When Sparty entered, the students were ready. One half of the room chanted “Go Green,” and the other “Go White,” and then in unison, “Fight team fight!”
“Last year, it was amazing as the students who knew virtually nothing about American football became engrossed so that at the beginning of class they wanted to talk about the football game results! They were all so endearing and enthusiastic to learn United States law and culture, including our crazed sports tailgates and games.”
By the end of the semester, almost all the students were decked in Green and White, and Wittner received notes that everywhere in the world there would be Spartans forever.
“They told me that being a Spartan meant a sense of belonging to an entity greater than themselves, having a sense of belonging, a special feeling of a tight-knit family. They didn’t want to leave their new home and its members. They’re enthralled to be members of the Spartan Nation and disappointed to leave their colleagues,” he says. 
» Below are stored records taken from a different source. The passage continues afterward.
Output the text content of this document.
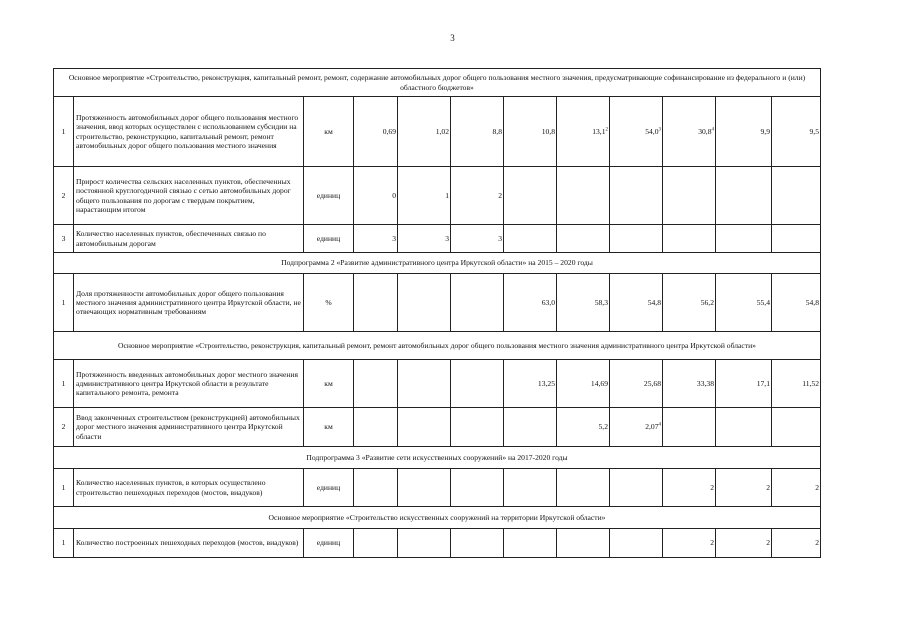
3
Основное мероприятие «Строительство, реконструкция, капитальный ремонт, ремонт, содержание автомобильных дорог общего пользования местного значения, предусматривающие софинансирование из федерального и (или) областного бюджетов»											
1	Протяженность автомобильных дорог общего пользования местного значения, ввод которых осуществлен с использованием субсидии на строительство, реконструкцию, капитальный ремонт, ремонт автомобильных дорог общего пользования местного значения	км	0,69	1,02	8,8	10,8	13,1$^2$	54,0$^3$	30,8$^4$	9,9	9,5
2	Прирост количества сельских населенных пунктов, обеспеченных постоянной круглогодичной связью с сетью автомобильных дорог общего пользования по дорогам с твердым покрытием, нарастающим итогом	единиц	0	1	2						
3	Количество населенных пунктов, обеспеченных связью по автомобильным дорогам	единиц	3	3	3						
Подпрограмма 2 «Развитие административного центра Иркутской области» на 2015 – 2020 годы											
1	Доля протяженности автомобильных дорог общего пользования местного значения административного центра Иркутской области, не отвечающих нормативным требованиям	%				63,0	58,3	54,8	56,2	55,4	54,8
Основное мероприятие «Строительство, реконструкция, капитальный ремонт, ремонт автомобильных дорог общего пользования местного значения административного центра Иркутской области»											
1	Протяженность введенных автомобильных дорог местного значения административного центра Иркутской области в результате капитального ремонта, ремонта	км				13,25	14,69	25,68	33,38	17,1	11,52
2	Ввод законченных строительством (реконструкцией) автомобильных дорог местного значения административного центра Иркутской области	км					5,2	2,07$^4$			
Подпрограмма 3 «Развитие сети искусственных сооружений» на 2017-2020 годы											
1	Количество населенных пунктов, в которых осуществлено строительство пешеходных переходов (мостов, виадуков)	единиц							2	2	2
Основное мероприятие «Строительство искусственных сооружений на территории Иркутской области»											
1	Количество построенных пешеходных переходов (мостов, виадуков)	единиц							2	2	2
“I envision Spartans as courageous warriors, and our Spartan lawyers as warriors who will fight—with honor—on behalf of their clients.” 
His international students were certainly courageous. Some had saved for years and left a practice behind to come to MSU, and some had never before left their homelands. Some were from countries where it is out of the ordinary for a woman to be a lawyer, much less aspire to an even higher degree and learn a new culture as well as law.
“But they did it and I was so, so proud of them. They were far more accomplished than I was at their age.”
Wittner was a recipient of the College of Law’s Distinguished Faculty Member Award for 2010-11.
“When I received the award, I almost fell over,” he says.
He also enjoys research and writing. He has just finished a 600-page Aspen Custom Book for his LL.M students, has published several articles, spoken at or co-chaired legal conferences, and been quoted numerous times in newspapers and legal journals about the Supreme Court’s landmark decisions this term in product liability law and civil procedure.
In his leisure time, Wittner is an experienced scuba divemaster, diving in underwater caverns, and exploring shipwrecks, and recently returned from some shark-diving off the coast of Honduras.
“My wife made me promise not to go on shark dives until the kids grew up, but now all bets are off.”
Married to a fellow Spartan for 38 years, he has two grown children. 
“There’s some rivalry in the family,” he says. “I’m a die-hard football fan with seats in the middle of the hardest core Spartan fans but my daughter and son-in law are graduates of Notre Dame. We were all at last year’s game when MSU won in overtime with the fake field goal—the ‘Little Giants’ play. My daughter swears that there was no time left on the clock when the ball was snapped but she’s wrong.”